July 24, 2009 — -- Americans will get a new incentive to trade-in their gas-guzzling cars today when a government rebate program that offers cash vouchers to people who trade in their cars for new fuel-efficient vehicles officially starts.
The Car Allowance Rebate System, informally called "Cash for Clunkers," was passed by Congress in June to help jump-start struggling auto sales and to improve the environment.
But some critics say the program may be economically and even environmentally counter-productive.
It will be administered by the National Highway Traffic Safety Administration through participating new car dealers who can handle the paperwork when you buy the vehicle.
Information about the program is available at www.cars.gov.
There was so much interest in the program though that when automobile dealers across the country began the certification process this morning, the federal computer system they logged into crashed due to the overwhelming demand, ABC Denver affiliate KMGH reported today.
Here's how it works: If you own a 1984 or newer vehicle that has been insured and registered to you for the past year and gets a "combined" 18 miles to the gallon or less, you can qualify. The car must also be drivable.
If you trade it in for a car that gets an additional four more miles per gallon or more, your reward is a $3,500 voucher, which can be used toward purchasing a new car.
If you switch to a vehicle that gets 10 miles-per-gallon or more in fuel efficiency, then the government gives you $4,500.
To see if your used car has a qualifying miles-per-gallon rating, the Department of Energy has set up a Web site with the official used car mileage ratings.
Many auto dealerships have accepted cars for the program since July 1, but the program officially begins today, when the National Highway Traffic Safety Administration will release the system's final guidelines.
Chrysler Group LLC announced Wednesday it would match the government's incentive program for most of its 2009 Chrysler, Dodge and Jeep models. The automaker will offer consumers an additional $3,500 to $4,500 rebate or zero precent financing on top of the money they will already receive from the federal government.
But before any consumer takes part in this program, there are some pitfalls and guidelines to watch out for.
The concept is noble: Get less fuel-efficient, more emissions-producing cars off the road and stimulate new car sales all at once. But critics say it doesn't go far enough with its fuel efficiency requirements and could end up being a subsidy for big SUVs and trucks.

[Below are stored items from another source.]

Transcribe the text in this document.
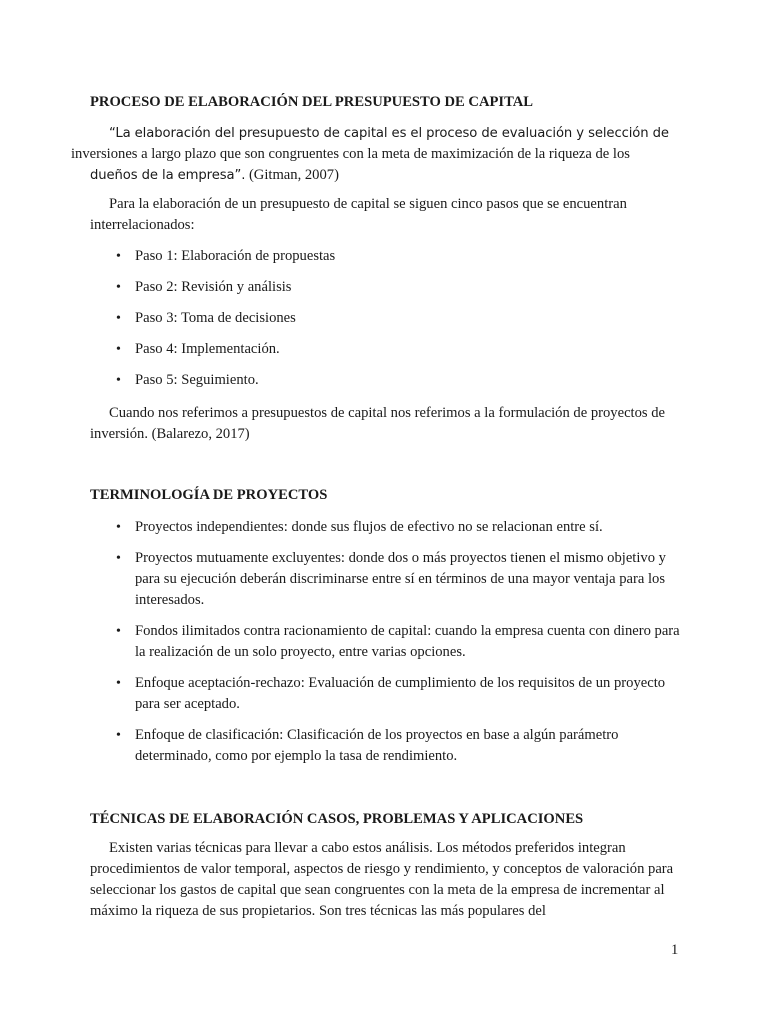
PROCESO DE ELABORACIÓN DEL PRESUPUESTO DE CAPITAL

“La elaboración del presupuesto de capital es el proceso de evaluación y selección de
inversiones a largo plazo que son congruentes con la meta de maximización de la riqueza de los
dueños de la empresa”. (Gitman, 2007)

Para la elaboración de un presupuesto de capital se siguen cinco pasos que se encuentran interrelacionados:

• Paso 1: Elaboración de propuestas
• Paso 2: Revisión y análisis
• Paso 3: Toma de decisiones
• Paso 4: Implementación.
• Paso 5: Seguimiento.

Cuando nos referimos a presupuestos de capital nos referimos a la formulación de proyectos de inversión. (Balarezo, 2017)

TERMINOLOGÍA DE PROYECTOS

• Proyectos independientes: donde sus flujos de efectivo no se relacionan entre sí.
• Proyectos mutuamente excluyentes: donde dos o más proyectos tienen el mismo objetivo y para su ejecución deberán discriminarse entre sí en términos de una mayor ventaja para los interesados.
• Fondos ilimitados contra racionamiento de capital: cuando la empresa cuenta con dinero para la realización de un solo proyecto, entre varias opciones.
• Enfoque aceptación-rechazo: Evaluación de cumplimiento de los requisitos de un proyecto para ser aceptado.
• Enfoque de clasificación: Clasificación de los proyectos en base a algún parámetro determinado, como por ejemplo la tasa de rendimiento.

TÉCNICAS DE ELABORACIÓN CASOS, PROBLEMAS Y APLICACIONES

Existen varias técnicas para llevar a cabo estos análisis. Los métodos preferidos integran procedimientos de valor temporal, aspectos de riesgo y rendimiento, y conceptos de valoración para seleccionar los gastos de capital que sean congruentes con la meta de la empresa de incrementar al máximo la riqueza de sus propietarios. Son tres técnicas las más populares del

1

Believe it or not, even some environmentalists are against the new law. They point out that it will end the lives of perfectly serviceable vehicles with years of life left. One way to be green is to get a more carbon-friendly car. Another way to be green is to "recycle" a car by buying used.
From a strictly consumer standpoint, some experts contend the Cash for Clunkers program is not a great deal. Yes, if you are bent on buying brand new, you will save money. But the savings are nothing compared with how well you can do by buying a used car.
New cars typically depreciate 20 to 30 percent in just the first year, according to the auto Web site Edmunds.com. By year three, their value is down an average of 45 percent!
Edmunds says the average sale price of a brand new car is $27,800, whereas the average price of a used car is $13,900. That's a savings of roughly $14,000 achieved simply by letting somebody else be the chump who buys the brand new vehicle!
Still want to be green? There are plenty of 3-year-old vehicles with excellent fuel economy. The technology hasn't changed much in the past few years. It's also a great time to buy used because cars and trucks are incredibly reliable these days. They can easily chug along for 200,000 miles with few problems.
So, you decide. Would you rather save $4,000? Or $14,000?